I'm building a microcontroller circuit that feeds its output into a microphone input of an audio recorder. The output is a square wave. (Think old-style 3.5mm Square credit card readers).
What can I use to covert a signal in the range of 0..3V to -1..+1V? I'm looking for something like MAX232, but with lower voltage levels.
I could just use a voltage divider and feed 0..+1V to the audio, but I understand that many audio input circuits use AC coupling and the recorded waveform can have unpredictable DC bias. This is undesirable, since the waveform encodes information in zero-crossings.
The question really is about a circuit that can generate negative voltages without a separate negative supply, but for completeness, I can add a few more details. The application is a kind of old-style telemetry format.
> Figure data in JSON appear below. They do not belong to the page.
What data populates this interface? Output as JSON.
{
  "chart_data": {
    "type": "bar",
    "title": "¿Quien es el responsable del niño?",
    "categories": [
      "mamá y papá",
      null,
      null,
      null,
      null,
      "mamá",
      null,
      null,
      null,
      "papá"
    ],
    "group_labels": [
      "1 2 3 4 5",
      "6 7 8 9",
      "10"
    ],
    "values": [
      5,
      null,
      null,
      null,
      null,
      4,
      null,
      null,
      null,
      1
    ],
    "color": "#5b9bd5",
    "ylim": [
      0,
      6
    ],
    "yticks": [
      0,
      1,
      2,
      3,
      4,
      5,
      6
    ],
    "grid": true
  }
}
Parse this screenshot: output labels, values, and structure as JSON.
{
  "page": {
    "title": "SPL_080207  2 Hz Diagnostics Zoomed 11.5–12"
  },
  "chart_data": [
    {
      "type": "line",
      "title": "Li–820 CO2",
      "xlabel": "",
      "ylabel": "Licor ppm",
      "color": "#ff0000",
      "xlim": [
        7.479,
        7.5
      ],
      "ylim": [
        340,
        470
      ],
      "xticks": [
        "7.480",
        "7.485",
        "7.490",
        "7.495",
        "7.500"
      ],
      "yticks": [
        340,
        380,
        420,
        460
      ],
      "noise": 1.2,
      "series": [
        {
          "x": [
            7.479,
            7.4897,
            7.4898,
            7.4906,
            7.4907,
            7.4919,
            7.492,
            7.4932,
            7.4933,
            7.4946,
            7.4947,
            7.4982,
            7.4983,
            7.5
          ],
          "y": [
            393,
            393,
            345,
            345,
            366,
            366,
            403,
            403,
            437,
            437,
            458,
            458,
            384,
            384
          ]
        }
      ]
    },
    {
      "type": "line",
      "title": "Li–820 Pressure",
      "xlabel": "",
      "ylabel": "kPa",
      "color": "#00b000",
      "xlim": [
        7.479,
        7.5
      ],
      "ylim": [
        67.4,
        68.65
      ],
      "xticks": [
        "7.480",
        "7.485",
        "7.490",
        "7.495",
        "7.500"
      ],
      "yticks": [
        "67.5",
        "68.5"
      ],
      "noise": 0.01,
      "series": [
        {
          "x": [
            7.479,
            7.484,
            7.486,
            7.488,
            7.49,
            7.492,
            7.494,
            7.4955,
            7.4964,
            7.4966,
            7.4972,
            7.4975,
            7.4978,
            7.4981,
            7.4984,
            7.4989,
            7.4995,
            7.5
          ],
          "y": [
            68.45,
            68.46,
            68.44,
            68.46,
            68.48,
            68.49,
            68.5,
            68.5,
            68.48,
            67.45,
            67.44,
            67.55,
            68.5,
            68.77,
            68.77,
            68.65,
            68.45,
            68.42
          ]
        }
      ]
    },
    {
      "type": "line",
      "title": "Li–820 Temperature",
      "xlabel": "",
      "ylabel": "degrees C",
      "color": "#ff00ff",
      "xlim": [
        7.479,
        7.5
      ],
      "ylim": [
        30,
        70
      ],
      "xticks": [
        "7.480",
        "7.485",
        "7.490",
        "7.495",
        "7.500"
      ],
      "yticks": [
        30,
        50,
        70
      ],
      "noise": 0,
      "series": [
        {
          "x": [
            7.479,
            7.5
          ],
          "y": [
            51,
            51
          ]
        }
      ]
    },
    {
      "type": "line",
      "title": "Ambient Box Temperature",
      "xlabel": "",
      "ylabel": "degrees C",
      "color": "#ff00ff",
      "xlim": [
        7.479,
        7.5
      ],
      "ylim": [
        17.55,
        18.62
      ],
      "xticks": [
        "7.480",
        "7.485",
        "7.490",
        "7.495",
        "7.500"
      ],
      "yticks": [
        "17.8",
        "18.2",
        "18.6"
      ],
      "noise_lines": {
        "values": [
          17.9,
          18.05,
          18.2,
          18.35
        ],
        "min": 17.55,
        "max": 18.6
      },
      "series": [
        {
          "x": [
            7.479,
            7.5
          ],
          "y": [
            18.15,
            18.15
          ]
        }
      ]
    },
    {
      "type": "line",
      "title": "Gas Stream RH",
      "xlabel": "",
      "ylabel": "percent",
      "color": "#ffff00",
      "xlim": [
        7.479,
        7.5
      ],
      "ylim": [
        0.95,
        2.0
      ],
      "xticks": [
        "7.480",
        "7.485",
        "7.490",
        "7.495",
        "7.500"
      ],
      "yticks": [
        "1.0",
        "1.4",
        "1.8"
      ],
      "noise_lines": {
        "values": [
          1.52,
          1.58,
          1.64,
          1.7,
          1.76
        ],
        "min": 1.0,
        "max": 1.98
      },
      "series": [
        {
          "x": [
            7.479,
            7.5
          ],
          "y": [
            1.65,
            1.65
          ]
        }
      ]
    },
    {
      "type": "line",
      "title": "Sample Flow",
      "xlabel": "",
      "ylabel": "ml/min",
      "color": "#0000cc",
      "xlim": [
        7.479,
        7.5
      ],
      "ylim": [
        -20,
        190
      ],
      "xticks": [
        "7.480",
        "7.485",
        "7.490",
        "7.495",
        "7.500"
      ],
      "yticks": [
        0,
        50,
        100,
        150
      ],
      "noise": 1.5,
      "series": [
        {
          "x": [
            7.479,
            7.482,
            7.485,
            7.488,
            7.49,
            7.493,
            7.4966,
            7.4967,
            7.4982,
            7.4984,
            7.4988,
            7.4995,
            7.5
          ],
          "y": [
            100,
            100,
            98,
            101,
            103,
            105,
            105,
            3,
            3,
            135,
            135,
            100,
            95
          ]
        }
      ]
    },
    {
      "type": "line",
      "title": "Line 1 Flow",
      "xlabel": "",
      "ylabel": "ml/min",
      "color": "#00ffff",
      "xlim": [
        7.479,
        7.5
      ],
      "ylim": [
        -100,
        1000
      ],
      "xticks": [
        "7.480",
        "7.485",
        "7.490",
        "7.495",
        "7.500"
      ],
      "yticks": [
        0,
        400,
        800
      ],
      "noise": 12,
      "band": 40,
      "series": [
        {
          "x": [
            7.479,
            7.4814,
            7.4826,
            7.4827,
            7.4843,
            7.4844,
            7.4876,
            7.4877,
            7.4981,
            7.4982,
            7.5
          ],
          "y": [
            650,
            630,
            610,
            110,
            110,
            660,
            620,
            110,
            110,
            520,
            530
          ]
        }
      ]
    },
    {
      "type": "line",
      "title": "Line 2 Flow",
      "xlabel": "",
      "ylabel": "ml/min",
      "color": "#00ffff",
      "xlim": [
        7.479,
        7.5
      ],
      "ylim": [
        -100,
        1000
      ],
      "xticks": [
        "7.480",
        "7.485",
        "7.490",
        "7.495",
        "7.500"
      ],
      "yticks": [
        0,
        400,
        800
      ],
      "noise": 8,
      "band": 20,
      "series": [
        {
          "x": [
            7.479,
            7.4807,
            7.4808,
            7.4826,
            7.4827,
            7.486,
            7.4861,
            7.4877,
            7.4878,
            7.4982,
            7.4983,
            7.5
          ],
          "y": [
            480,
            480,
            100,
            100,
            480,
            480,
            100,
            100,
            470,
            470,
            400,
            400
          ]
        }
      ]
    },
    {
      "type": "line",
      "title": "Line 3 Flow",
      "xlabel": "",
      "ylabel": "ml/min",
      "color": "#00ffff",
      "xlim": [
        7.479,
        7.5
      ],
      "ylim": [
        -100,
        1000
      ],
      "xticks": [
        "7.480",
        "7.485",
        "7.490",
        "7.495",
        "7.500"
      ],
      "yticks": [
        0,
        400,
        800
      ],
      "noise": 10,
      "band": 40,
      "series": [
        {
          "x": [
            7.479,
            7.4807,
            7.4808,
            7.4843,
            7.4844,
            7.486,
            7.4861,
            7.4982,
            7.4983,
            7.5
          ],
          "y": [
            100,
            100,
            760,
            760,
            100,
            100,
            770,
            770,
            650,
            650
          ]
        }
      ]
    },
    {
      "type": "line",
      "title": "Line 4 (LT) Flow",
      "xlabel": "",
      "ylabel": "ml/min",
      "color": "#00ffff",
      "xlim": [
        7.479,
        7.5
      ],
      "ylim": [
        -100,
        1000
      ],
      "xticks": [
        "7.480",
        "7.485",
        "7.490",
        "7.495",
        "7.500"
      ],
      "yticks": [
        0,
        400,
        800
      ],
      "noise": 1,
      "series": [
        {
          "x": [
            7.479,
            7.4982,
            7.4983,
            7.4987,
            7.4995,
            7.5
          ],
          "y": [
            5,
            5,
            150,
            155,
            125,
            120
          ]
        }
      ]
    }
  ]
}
The data rate is fairly low (~2,000 zero-crossings/second, or 2kbps). The client audio circuit is usually (though not always) a digital recorder. The client records my input and (usually) saves it as a digital sound file. Clients' expectations are that third-party programs can extract original digital information from these files. Sometimes, instead of recording my signal directly, the client feeds my signal into an audio-frequency radio TX (think walkie-talkie) and records the signal from the RX.
Best Answer
From the comments:
That's a fairly important detail. For one thing it means that the average DC value will be 1.5 V from the micro and that on your audio side the mean DC level will be zero. (This wouldn't be the case in the bitstream example I gave in the comments.) This in turn means that if you could give an adequate lead-in of a string of 1s or 0s that a simple decoupling capacitor would work because any initial DC offset would fade away after a few cycles.
I have never attempted anything like this but something along the following lines might work.
simulate this circuit – Schematic created using CircuitLab
Figure 1. On the first positive or negative pulse the output will be clamped at about +/- 1.5 to 1.7 V. Thereafter it should swing fairly symmetrically around 0 V.
The C1 value is the default in CircuitLab. I didn't do any calculations.
Figure 2. Simulation of C-R coupling and Zener clamping.
TTL
OUT_R
OUT_ZD
The back to back Zeners just means that the pair work symmetrically on positive or negative pulses. Because Zener's work as a regular diode in forward mode we need to reduce the Zener voltage by the forward voltage drop. You're looking for ±1.5 V and Vf is about 0.6 to 0.7 V so I went for 1 V Zeners.